Cerca de 40 comerciantes que mantêm barracas às margens da BR-163, no distrito de Anhanduí, participaram nesta quarta-feira (25) de audiência pública e relataram insegurança diante da possibilidade de retirada das estruturas com o avanço da duplicação da rodovia. O encontro foi promovido pelo vereador André Salineiro, na região sul de Campo Grande.
Durante a reunião, trabalhadores afirmaram que a eventual remoção pode comprometer o sustento de dezenas de famílias que dependem da atividade há anos. Além do impacto direto sobre os proprietários das barracas, os participantes ressaltaram que há reflexos em uma cadeia econômica mais ampla, que envolve fornecedores, produtores rurais e prestadores de serviço locais.

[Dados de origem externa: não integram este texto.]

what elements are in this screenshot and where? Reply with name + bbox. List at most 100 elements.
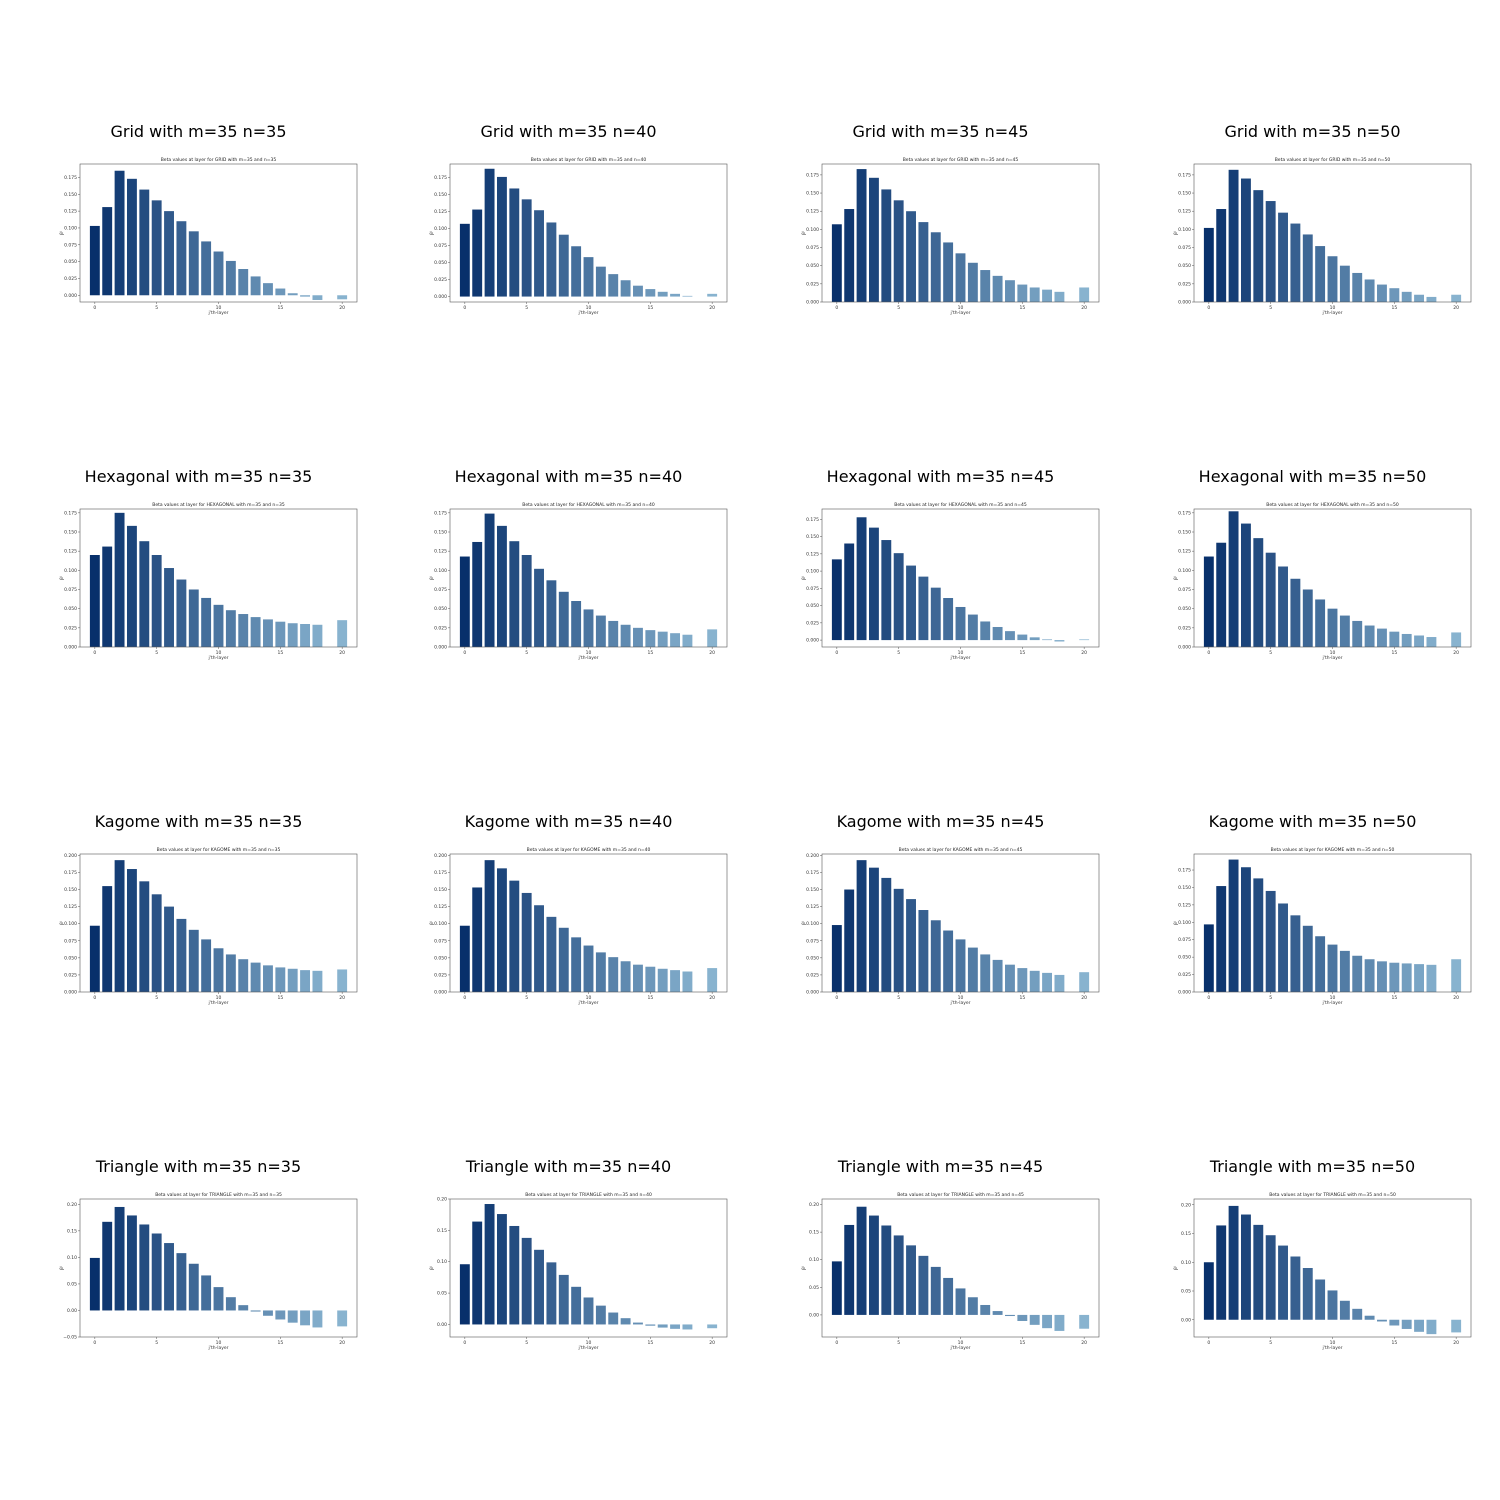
bar [930, 232, 941, 302]
y-tick-label: 0.025 [64, 625, 77, 631]
bar [102, 1221, 113, 1311]
x-tick-label: 5 [1269, 305, 1272, 311]
bar [620, 961, 631, 992]
bar-chart: Beta values at layer for TRIANGLE with m… [1173, 1192, 1472, 1351]
y-tick-label: 0.025 [806, 972, 819, 978]
y-tick-label: 0.175 [1178, 172, 1191, 178]
bar [126, 1215, 137, 1311]
x-tick-label: 5 [155, 305, 158, 311]
y-tick-label: 0.050 [64, 606, 77, 612]
x-axis-label: j'th-layer [207, 655, 228, 661]
bar [534, 905, 544, 992]
bar [1315, 936, 1326, 992]
x-tick-label: 20 [1081, 305, 1087, 311]
bar [1203, 1262, 1214, 1320]
y-tick-label: 0.175 [1178, 868, 1191, 874]
y-tick-label: 0.15 [437, 1228, 447, 1234]
bar [844, 543, 855, 641]
bar [1389, 288, 1400, 302]
x-tick-label: 0 [835, 1340, 838, 1346]
bar [459, 556, 470, 647]
bar [844, 209, 855, 302]
bar [1054, 291, 1065, 302]
bar-chart: Beta values at layer for GRID with m=35 … [59, 157, 358, 316]
bar [558, 234, 569, 297]
bar [670, 1324, 681, 1329]
y-axis-label: βʲ [801, 576, 807, 580]
bar [558, 1274, 569, 1325]
bar [943, 242, 954, 302]
x-axis-label: j'th-layer [577, 1000, 598, 1006]
x-tick-label: 0 [1207, 1340, 1210, 1346]
x-tick-label: 5 [525, 1340, 528, 1346]
y-tick-label: 0.100 [64, 921, 77, 927]
x-tick-label: 10 [1330, 650, 1336, 656]
bar [1451, 959, 1462, 992]
x-tick-label: 10 [1330, 1340, 1336, 1346]
x-tick-label: 20 [339, 995, 345, 1001]
y-tick-label: 0.175 [64, 175, 77, 181]
bar [1253, 878, 1264, 992]
bar [980, 1304, 991, 1315]
bar [337, 295, 348, 300]
y-tick-label: 0.125 [64, 209, 77, 215]
x-tick-label: 0 [463, 650, 466, 656]
panel-title: Hexagonal with m=35 n=45 [826, 467, 1055, 486]
bar [1414, 635, 1425, 647]
y-tick-label: 0.100 [1178, 568, 1191, 574]
bar [1389, 631, 1400, 647]
bar [1315, 246, 1326, 302]
bar [906, 565, 916, 641]
inner-title: Beta values at layer for KAGOME with m=3… [527, 847, 651, 853]
bar [558, 927, 569, 992]
bar [992, 275, 1003, 302]
bar [1426, 964, 1437, 992]
bar [337, 620, 348, 647]
x-tick-label: 0 [1207, 650, 1210, 656]
inner-title: Beta values at layer for HEXAGONAL with … [894, 502, 1027, 508]
panel-title: Grid with m=35 n=50 [1224, 122, 1401, 141]
y-tick-label: 0.125 [806, 904, 819, 910]
x-tick-label: 20 [709, 650, 715, 656]
y-tick-label: 0.175 [434, 870, 447, 876]
bar [114, 512, 125, 647]
bar [275, 288, 286, 296]
x-tick-label: 20 [1453, 995, 1459, 1001]
x-tick-label: 20 [1453, 650, 1459, 656]
bar [633, 285, 643, 297]
bar [1327, 944, 1338, 992]
bar [337, 1310, 348, 1327]
bar [126, 178, 137, 296]
bar [1017, 284, 1028, 302]
bar [114, 1206, 125, 1311]
bar [1216, 886, 1227, 992]
bar [263, 619, 273, 647]
bar [571, 1286, 582, 1325]
bar [657, 291, 668, 297]
y-tick-label: 0.125 [434, 549, 447, 555]
bar [980, 270, 991, 302]
panel-title: Kagome with m=35 n=35 [94, 812, 303, 831]
bar [164, 568, 174, 647]
y-tick-label: 0.000 [434, 990, 447, 996]
bar [225, 1297, 236, 1311]
y-axis-label: βʲ [59, 231, 65, 235]
bar [263, 1310, 273, 1316]
bar [930, 1266, 941, 1315]
bar [139, 881, 150, 992]
x-tick-label: 15 [277, 650, 283, 656]
bar [300, 295, 311, 297]
bar [300, 970, 311, 992]
bar [201, 939, 212, 992]
y-tick-label: 0.20 [437, 1197, 447, 1203]
bar [620, 280, 631, 297]
inner-title: Beta values at layer for GRID with m=35 … [903, 157, 1019, 163]
chart-panel: Triangle with m=35 n=45 Beta values at la… [801, 1157, 1102, 1397]
y-tick-label: 0.000 [1178, 300, 1191, 306]
y-tick-label: 0.075 [434, 587, 447, 593]
bar [509, 188, 520, 297]
bar [1265, 201, 1276, 302]
y-tick-label: 0.050 [806, 263, 819, 269]
y-tick-label: 0.100 [64, 225, 77, 231]
bar [1401, 633, 1412, 647]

O comerciante Eronildes Machado de Oliveira afirmou que a renda não beneficia apenas uma família, mas diversos trabalhadores ligados ao comércio da região. Já Claudete Soares da Silva destacou que, em outras cidades, a retirada de barracas às margens de rodovias resultou em queda no movimento e prejuízo ao comércio local. Segundo ela, a clientela formada principalmente por caminhoneiros tende a não se deslocar para pontos distantes da estrada.

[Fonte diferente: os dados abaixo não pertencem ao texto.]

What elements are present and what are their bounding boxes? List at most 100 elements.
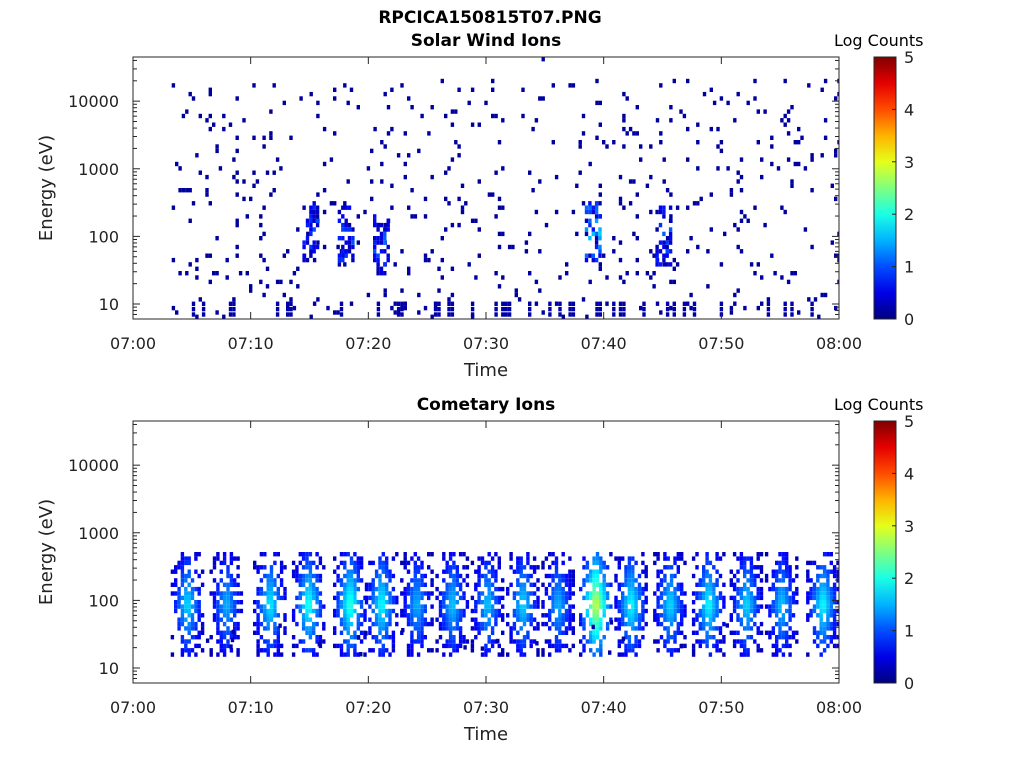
spectrogram-cell [197, 613, 201, 618]
spectrogram-cell [522, 639, 527, 644]
spectrogram-cell [269, 613, 274, 618]
spectrogram-cell [790, 306, 794, 312]
spectrogram-cell [445, 613, 449, 618]
spectrogram-cell [333, 569, 337, 574]
spectrogram-cell [379, 240, 384, 245]
spectrogram-cell [266, 578, 270, 583]
spectrogram-cell [695, 591, 699, 596]
spectrogram-cell [712, 635, 716, 640]
spectrogram-cell [749, 600, 754, 605]
spectrogram-cell [376, 306, 381, 312]
spectrogram-cell [561, 560, 565, 566]
spectrogram-cell [790, 312, 794, 317]
spectrogram-cell [385, 613, 389, 618]
spectrogram-cell [212, 271, 216, 276]
spectrogram-cell [291, 573, 296, 579]
spectrogram-cell [252, 170, 256, 175]
spectrogram-cell [437, 266, 441, 271]
spectrogram-cell [768, 613, 772, 618]
spectrogram-cell [423, 214, 428, 219]
spectrogram-cell [826, 578, 830, 583]
spectrogram-cell [346, 179, 350, 184]
spectrogram-cell [522, 565, 527, 570]
spectrogram-cell [349, 635, 354, 640]
spectrogram-cell [743, 643, 747, 649]
spectrogram-cell [756, 630, 760, 635]
spectrogram-cell [458, 643, 463, 649]
spectrogram-cell [594, 201, 599, 206]
spectrogram-cell [659, 83, 663, 88]
spectrogram-cell [538, 288, 542, 293]
spectrogram-cell [529, 621, 533, 627]
spectrogram-cell [582, 626, 586, 631]
spectrogram-cell [659, 131, 663, 136]
spectrogram-cell [571, 569, 575, 574]
spectrogram-cell [708, 626, 713, 631]
spectrogram-cell [308, 635, 313, 640]
spectrogram-cell [291, 652, 296, 657]
spectrogram-cell [430, 174, 434, 180]
spectrogram-cell [259, 279, 263, 285]
spectrogram-cell [516, 569, 520, 574]
spectrogram-cell [263, 626, 267, 631]
spectrogram-cell [490, 556, 495, 561]
spectrogram-cell [343, 604, 347, 609]
spectrogram-cell [455, 565, 459, 570]
spectrogram-cell [212, 556, 217, 561]
spectrogram-cell [663, 578, 667, 583]
spectrogram-cell [689, 236, 693, 241]
y-tick-label: 1000 [78, 524, 119, 543]
spectrogram-cell [364, 586, 369, 592]
spectrogram-cell [632, 179, 636, 184]
spectrogram-cell [430, 621, 434, 627]
spectrogram-cell [353, 608, 357, 614]
spectrogram-cell [536, 621, 540, 627]
spectrogram-cell [712, 100, 717, 106]
spectrogram-cell [452, 600, 456, 605]
spectrogram-cell [339, 552, 344, 557]
spectrogram-cell [558, 586, 562, 592]
spectrogram-cell [249, 288, 253, 293]
spectrogram-cell [266, 586, 270, 592]
spectrogram-cell [416, 582, 421, 587]
spectrogram-cell [715, 643, 719, 649]
spectrogram-cell [291, 608, 296, 614]
spectrogram-cell [509, 552, 513, 557]
spectrogram-cell [582, 565, 586, 570]
spectrogram-cell [427, 565, 431, 570]
spectrogram-cell [514, 292, 518, 298]
spectrogram-cell [437, 301, 441, 306]
spectrogram-cell [822, 630, 827, 635]
colorbar-tick-label: 4 [904, 464, 914, 483]
spectrogram-cell [561, 578, 565, 583]
spectrogram-cell [659, 569, 664, 574]
spectrogram-cell [564, 608, 569, 614]
spectrogram-cell [679, 644, 683, 649]
spectrogram-cell [743, 608, 747, 614]
spectrogram-cell [571, 604, 575, 609]
spectrogram-cell [315, 595, 319, 601]
spectrogram-cell [529, 617, 533, 622]
spectrogram-cell [659, 595, 664, 601]
spectrogram-cell [605, 604, 610, 609]
spectrogram-cell [386, 222, 390, 228]
spectrogram-cell [662, 209, 666, 215]
spectrogram-cell [809, 560, 813, 566]
spectrogram-cell [177, 565, 181, 570]
spectrogram-cell [490, 595, 495, 601]
spectrogram-cell [756, 556, 760, 561]
spectrogram-cell [298, 604, 302, 609]
spectrogram-cell [437, 288, 441, 293]
spectrogram-cell [198, 170, 202, 175]
spectrogram-cell [442, 556, 446, 561]
spectrogram-cell [430, 648, 434, 653]
spectrogram-cell [229, 556, 234, 561]
spectrogram-cell [668, 218, 673, 223]
spectrogram-cell [322, 621, 326, 627]
spectrogram-cell [749, 569, 754, 574]
spectrogram-cell [416, 626, 421, 631]
spectrogram-cell [578, 144, 582, 149]
spectrogram-cell [308, 617, 313, 622]
spectrogram-cell [337, 257, 342, 263]
spectrogram-cell [673, 617, 677, 622]
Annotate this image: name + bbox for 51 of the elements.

A duplicação do trecho será executada pela concessionária Motiva Pantanal, responsável pela administração da via. A empresa não enviou representante à audiência, mas informou por ofício que ainda realiza estudos técnicos e que não há definição formal sobre a situação das barracas.
Apesar da ausência de decisão oficial, o clima entre os comerciantes foi de apreensão. Salineiro declarou que continuará acompanhando o tema e defendendo diálogo antes de qualquer medida definitiva. O vereador também lembrou que protocolou projeto de lei propondo o reconhecimento das barracas de Anhanduí como patrimônio histórico e cultural do município, com o objetivo de garantir proteção institucional à atividade tradicional.
O caso segue em debate, enquanto comerciantes aguardam posicionamento oficial sobre os impactos da obra e possíveis alternativas.